How to do it ... HUD LEAN mortgages
1. Realize there are limitations. For example, fees and the cost of the loan are set by HUD, says Josh Rosen, senior vice president and team leader at Capital One Multifamily Finance.
Except for expansions in certain situations, there's also a three-year wait on new projects, adds Brendan Healy, vice president at Lancaster Pollard.
Moreover, as Michael Gehl, chief investment officer at Housing & Healthcare Finance, LLC, says, criteria such as projected performance won't qualify because it is not solid evidence of performance.
One major limitation, according to many: Borrowers are disallowed from using HUD LEAN mortgages for extra cash.
But overall, it's a great time to refinance.
“While capitalization rates for assisted living and skilled nursing facilities have declined a little, they remain historically high in comparison to the debt rates that can be locked in for 35 years,” says Michael Vaughn, senior vice president of FHA Finance at Walker Dunlop.
2. Alternate financing may work better in certain situations like new construction, flipping, “turnaround” situations, purchases with short closing windows, operational improvements and capital investments, says Imran Javaid, managing director of BMO Harris Bank's commercial real estate healthcare practice.
Other scenarios calling for “strategic financing alternatives” include new buildings less than three years old, acquisitions and low leverage, adds Healy and Matt Lindsay, senior vice president at Lancaster Pollard.
A popular alternative is short-term bridge financing from sources other than HUD-insured debt, adds Jeremy Frankel, senior vice president at Ziegler.

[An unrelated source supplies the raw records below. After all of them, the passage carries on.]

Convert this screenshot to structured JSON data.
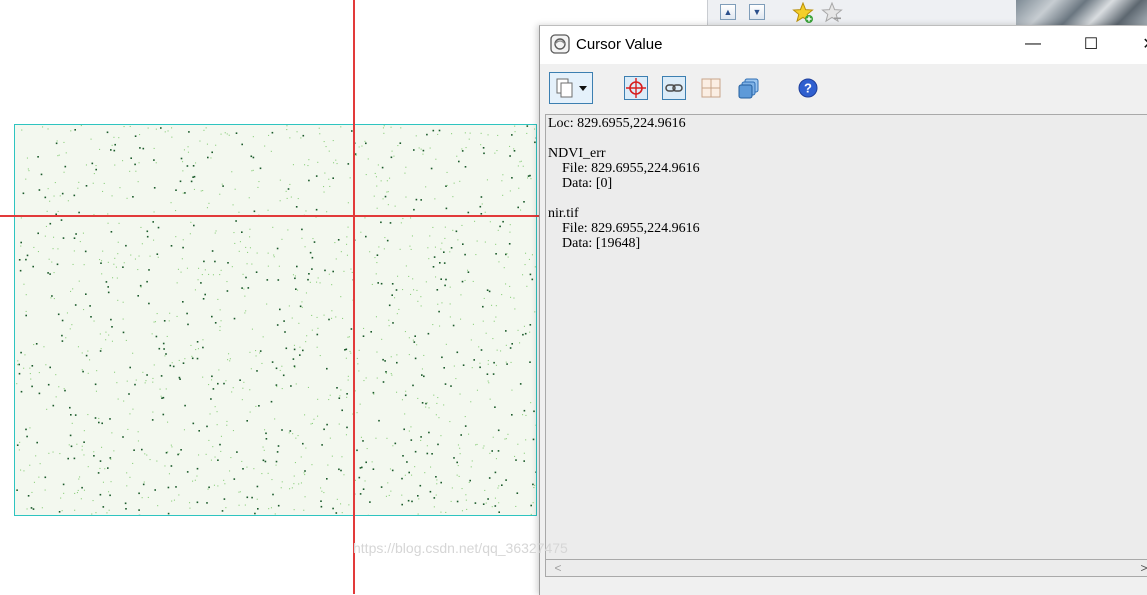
{
  "window": {
    "title": "Cursor Value"
  },
  "controls": {
    "minimize": "—",
    "maximize": "☐",
    "close": "✕"
  },
  "toolbar": {
    "tools": [
      {
        "name": "copy",
        "icon": "copy-icon"
      },
      {
        "name": "crosshair",
        "icon": "crosshair-icon"
      },
      {
        "name": "link",
        "icon": "link-icon"
      },
      {
        "name": "grid",
        "icon": "grid-icon"
      },
      {
        "name": "layers",
        "icon": "layers-icon"
      },
      {
        "name": "help",
        "icon": "help-icon"
      }
    ]
  },
  "cursor_value": {
    "loc": "Loc: 829.6955,224.9616",
    "layers": [
      {
        "name": "NDVI_err",
        "file": "File: 829.6955,224.9616",
        "data": "Data: [0]"
      },
      {
        "name": "nir.tif",
        "file": "File: 829.6955,224.9616",
        "data": "Data: [19648]"
      }
    ]
  },
  "scrollbar": {
    "left_arrow": "<",
    "right_arrow": ">"
  },
  "watermark": "https://blog.csdn.net/qq_36327475",
  "colors": {
    "crosshair": "#e23a3a",
    "raster_border": "#2ec4c0",
    "raster_bg": "#f3f8ef",
    "pixel_dark": "#1a5a2a",
    "pixel_light": "#8fcf80"
  }
}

3. Do your homework. As Frankel points out: Understand your debt requirements, have clean financial data and reliable timelines on upcoming capital work and improvements.

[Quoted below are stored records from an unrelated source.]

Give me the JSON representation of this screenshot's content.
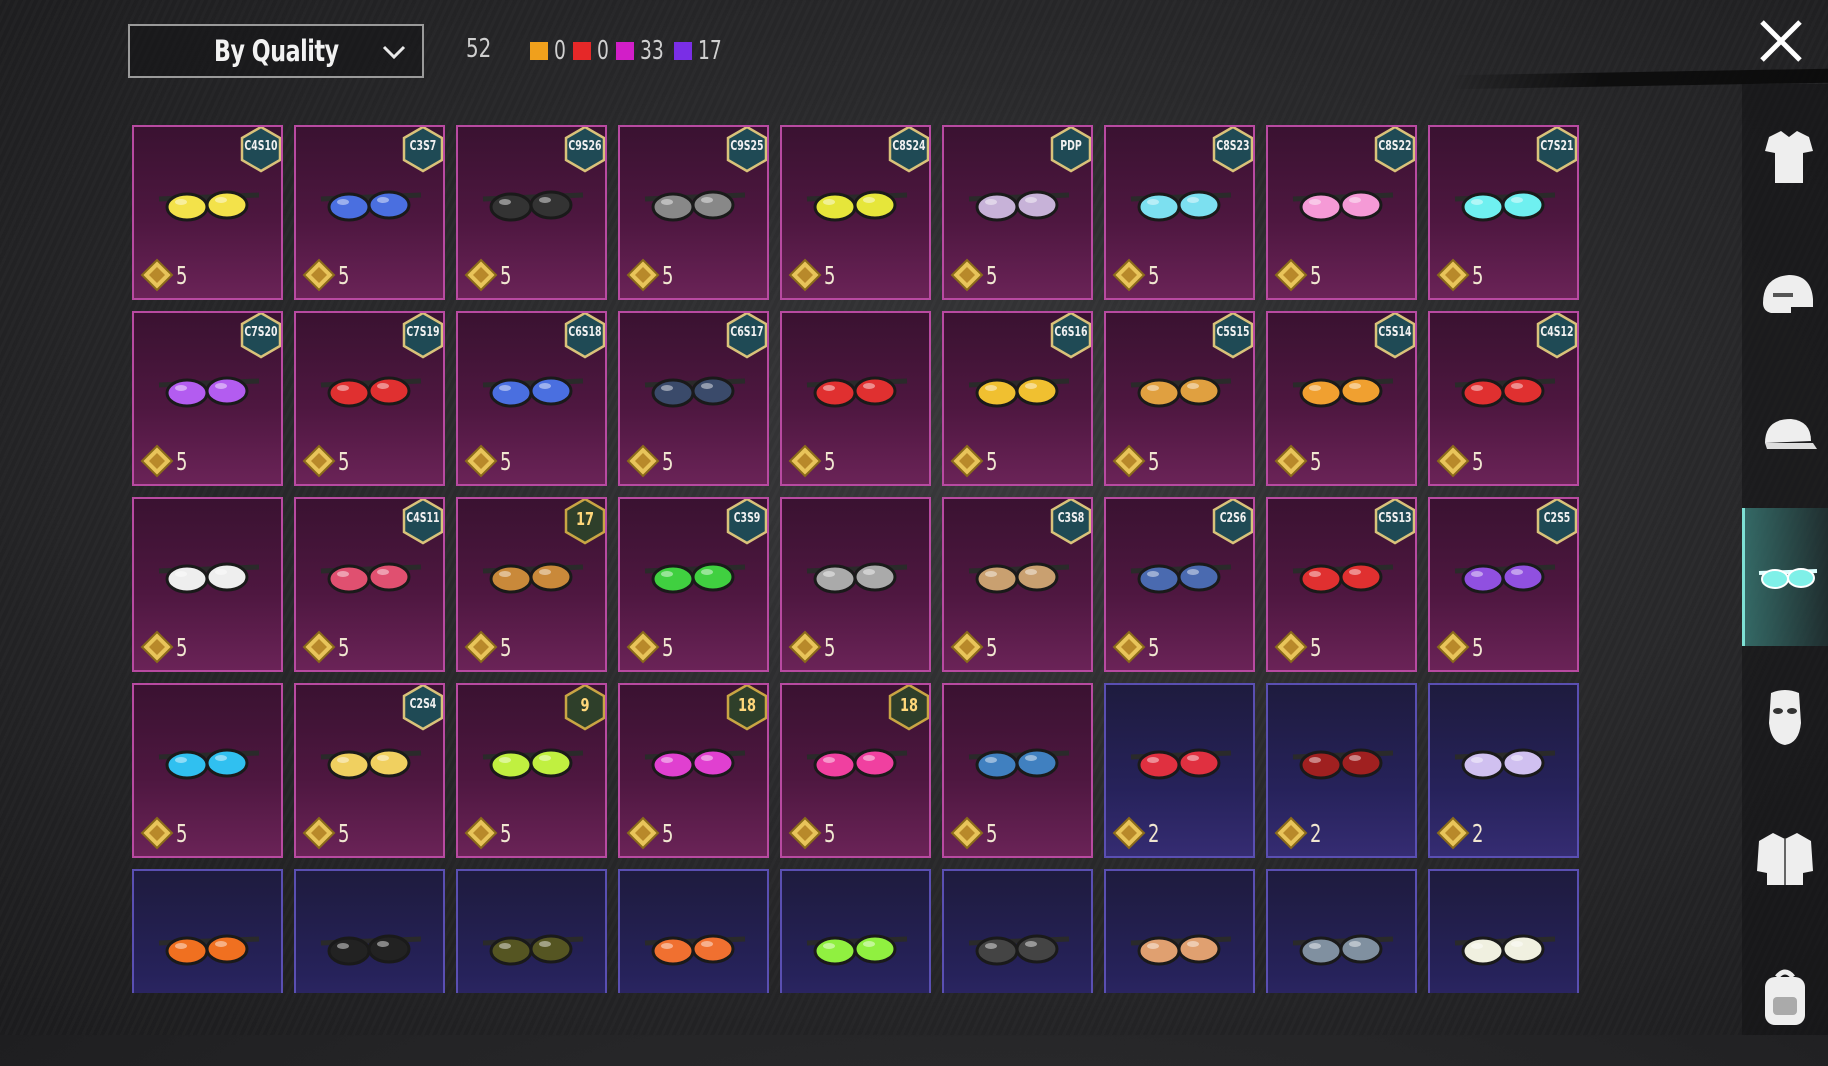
{
  "sort": {
    "label": "By Quality",
    "icon": "chevron-down-icon"
  },
  "summary": {
    "total": "52",
    "counts": [
      {
        "color": "#f0a01c",
        "value": "0"
      },
      {
        "color": "#e62828",
        "value": "0"
      },
      {
        "color": "#d21ec8",
        "value": "33"
      },
      {
        "color": "#7a2ee6",
        "value": "17"
      }
    ]
  },
  "close_icon": "close-icon",
  "currency_icon": "bp-diamond-icon",
  "items": [
    {
      "badge": "C4S10",
      "price": "5",
      "rarity": "purple",
      "icon": "round-sunglasses-icon"
    },
    {
      "badge": "C3S7",
      "price": "5",
      "rarity": "purple",
      "icon": "masquerade-mask-icon"
    },
    {
      "badge": "C9S26",
      "price": "5",
      "rarity": "purple",
      "icon": "thin-sunglasses-icon"
    },
    {
      "badge": "C9S25",
      "price": "5",
      "rarity": "purple",
      "icon": "sport-sunglasses-icon"
    },
    {
      "badge": "C8S24",
      "price": "5",
      "rarity": "purple",
      "icon": "yellow-shield-glasses-icon"
    },
    {
      "badge": "PDP",
      "price": "5",
      "rarity": "purple",
      "icon": "cat-eye-glasses-icon"
    },
    {
      "badge": "C8S23",
      "price": "5",
      "rarity": "purple",
      "icon": "goggles-icon"
    },
    {
      "badge": "C8S22",
      "price": "5",
      "rarity": "purple",
      "icon": "pink-shield-glasses-icon"
    },
    {
      "badge": "C7S21",
      "price": "5",
      "rarity": "purple",
      "icon": "cyan-shield-glasses-icon"
    },
    {
      "badge": "C7S20",
      "price": "5",
      "rarity": "purple",
      "icon": "purple-visor-glasses-icon"
    },
    {
      "badge": "C7S19",
      "price": "5",
      "rarity": "purple",
      "icon": "tech-goggles-icon"
    },
    {
      "badge": "C6S18",
      "price": "5",
      "rarity": "purple",
      "icon": "tactical-visor-icon"
    },
    {
      "badge": "C6S17",
      "price": "5",
      "rarity": "purple",
      "icon": "dark-visor-icon"
    },
    {
      "badge": "",
      "price": "5",
      "rarity": "purple",
      "icon": "red-sport-glasses-icon"
    },
    {
      "badge": "C6S16",
      "price": "5",
      "rarity": "purple",
      "icon": "gold-visor-icon"
    },
    {
      "badge": "C5S15",
      "price": "5",
      "rarity": "purple",
      "icon": "round-glasses-icon"
    },
    {
      "badge": "C5S14",
      "price": "5",
      "rarity": "purple",
      "icon": "rainbow-shield-glasses-icon"
    },
    {
      "badge": "C4S12",
      "price": "5",
      "rarity": "purple",
      "icon": "heart-glasses-icon"
    },
    {
      "badge": "",
      "price": "5",
      "rarity": "purple",
      "icon": "ski-goggles-icon"
    },
    {
      "badge": "C4S11",
      "price": "5",
      "rarity": "purple",
      "icon": "red-mirror-glasses-icon"
    },
    {
      "badge": "17",
      "badge_type": "level",
      "price": "5",
      "rarity": "purple",
      "icon": "aviator-glasses-icon"
    },
    {
      "badge": "C3S9",
      "price": "5",
      "rarity": "purple",
      "icon": "green-goggles-icon"
    },
    {
      "badge": "",
      "price": "5",
      "rarity": "purple",
      "icon": "metal-visor-icon"
    },
    {
      "badge": "C3S8",
      "price": "5",
      "rarity": "purple",
      "icon": "tan-shield-glasses-icon"
    },
    {
      "badge": "C2S6",
      "price": "5",
      "rarity": "purple",
      "icon": "blue-goggles-icon"
    },
    {
      "badge": "C5S13",
      "price": "5",
      "rarity": "purple",
      "icon": "red-round-glasses-icon"
    },
    {
      "badge": "C2S5",
      "price": "5",
      "rarity": "purple",
      "icon": "purple-round-glasses-icon"
    },
    {
      "badge": "",
      "price": "5",
      "rarity": "purple",
      "icon": "cyan-goggles-icon"
    },
    {
      "badge": "C2S4",
      "price": "5",
      "rarity": "purple",
      "icon": "gold-tech-glasses-icon"
    },
    {
      "badge": "9",
      "badge_type": "level",
      "price": "5",
      "rarity": "purple",
      "icon": "visor-stripe-icon"
    },
    {
      "badge": "18",
      "badge_type": "level",
      "price": "5",
      "rarity": "purple",
      "icon": "neon-visor-icon"
    },
    {
      "badge": "18",
      "badge_type": "level",
      "price": "5",
      "rarity": "purple",
      "icon": "pink-neon-visor-icon"
    },
    {
      "badge": "",
      "price": "5",
      "rarity": "purple",
      "icon": "cyclops-visor-icon"
    },
    {
      "badge": "",
      "price": "2",
      "rarity": "blue",
      "icon": "small-red-glasses-icon"
    },
    {
      "badge": "",
      "price": "2",
      "rarity": "blue",
      "icon": "red-bandana-icon"
    },
    {
      "badge": "",
      "price": "2",
      "rarity": "blue",
      "icon": "heart-frame-glasses-icon"
    },
    {
      "badge": "",
      "price": "",
      "rarity": "blue",
      "icon": "orange-goggles-icon"
    },
    {
      "badge": "",
      "price": "",
      "rarity": "blue",
      "icon": "black-mask-icon"
    },
    {
      "badge": "",
      "price": "",
      "rarity": "blue",
      "icon": "brown-sunglasses-icon"
    },
    {
      "badge": "",
      "price": "",
      "rarity": "blue",
      "icon": "orange-shades-icon"
    },
    {
      "badge": "",
      "price": "",
      "rarity": "blue",
      "icon": "lime-glasses-icon"
    },
    {
      "badge": "",
      "price": "",
      "rarity": "blue",
      "icon": "black-visor-icon"
    },
    {
      "badge": "",
      "price": "",
      "rarity": "blue",
      "icon": "leopard-glasses-icon"
    },
    {
      "badge": "",
      "price": "",
      "rarity": "blue",
      "icon": "gold-aviator-icon"
    },
    {
      "badge": "",
      "price": "",
      "rarity": "blue",
      "icon": "eagle-mask-icon"
    }
  ],
  "sidebar": [
    {
      "icon": "outfit-icon",
      "active": false
    },
    {
      "icon": "helmet-icon",
      "active": false
    },
    {
      "icon": "cap-icon",
      "active": false
    },
    {
      "icon": "glasses-icon",
      "active": true
    },
    {
      "icon": "mask-icon",
      "active": false
    },
    {
      "icon": "jacket-icon",
      "active": false
    },
    {
      "icon": "backpack-icon",
      "active": false
    }
  ]
}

Because HUD distributions occur only at specific times, ensure that your equity sources are fully on board, adds Javaid.
Lindsay notes that designating a point person internally to handle lender requests for due diligence items is a good idea.

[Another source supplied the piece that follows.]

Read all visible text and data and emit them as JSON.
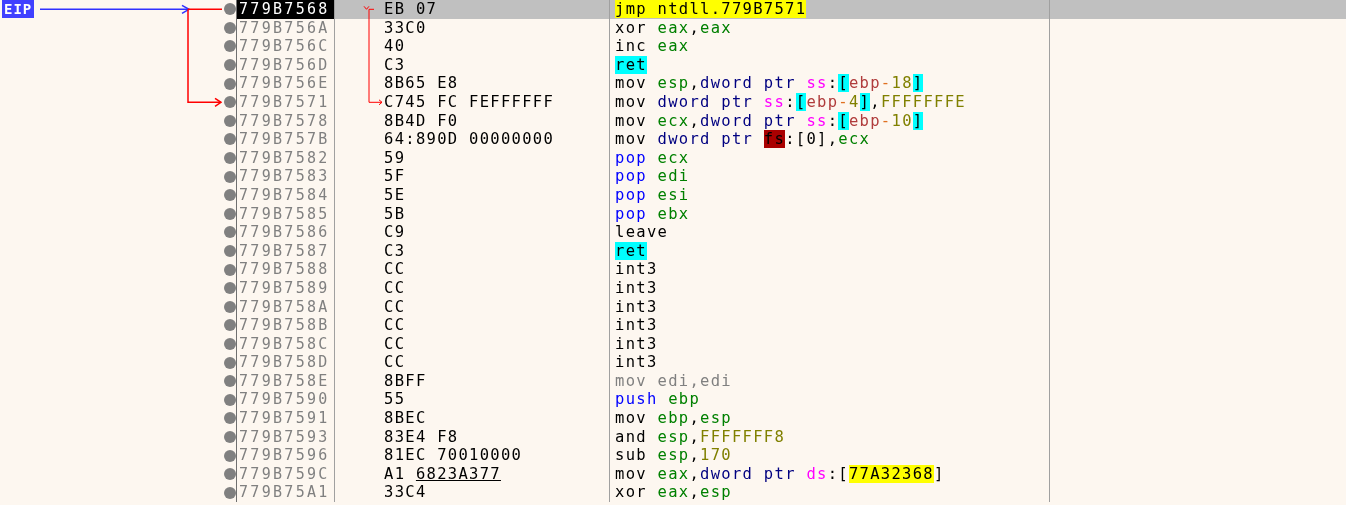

Know your facility's trailing 12-month adjusted net operating income, or NOI, says Steve Kennedy, senior managing director at Lancaster Pollard.
“Adjustments include a replacement reserve deposit and a 5% management fee,” he explains.
4. Meanwhile, it's best to postpone plans if you are in the midst of sluggish financial performance or a spate of negative surveys, as Gehl advises.
“HUD is not going to lend into a falling knife, so to speak, so performance needs to stabilize beforehand,” he cautions.
According to Vaughn, the average CMS star rating for SNFs that received HUD loans last year was “a little over three.”
5. One thing all prospective borrowers should have is patience.
“HUD still takes longer than conventional debt so if you are in a pinch and need to refinance a loan coming due, it can be difficult to be successful,” warns Jason Dopoulos, managing director at Lancaster Pollard.
To make the wait more bearable, Kennedy advises borrowers have their lender provide a timetable outlining the major events in the process.
6. Finally, it pays to remember that HUD financing is not the time to be a crafty negotiator. Complete transparency is in order.
“The biggest mistakes I've seen some borrowers make is thinking they can hide potential risks or assuming something isn't important enough to divulge,” says Rosen. “It always comes out eventually. A lot of times there's a workaround but if we don't know what it is upfront, we can't help.”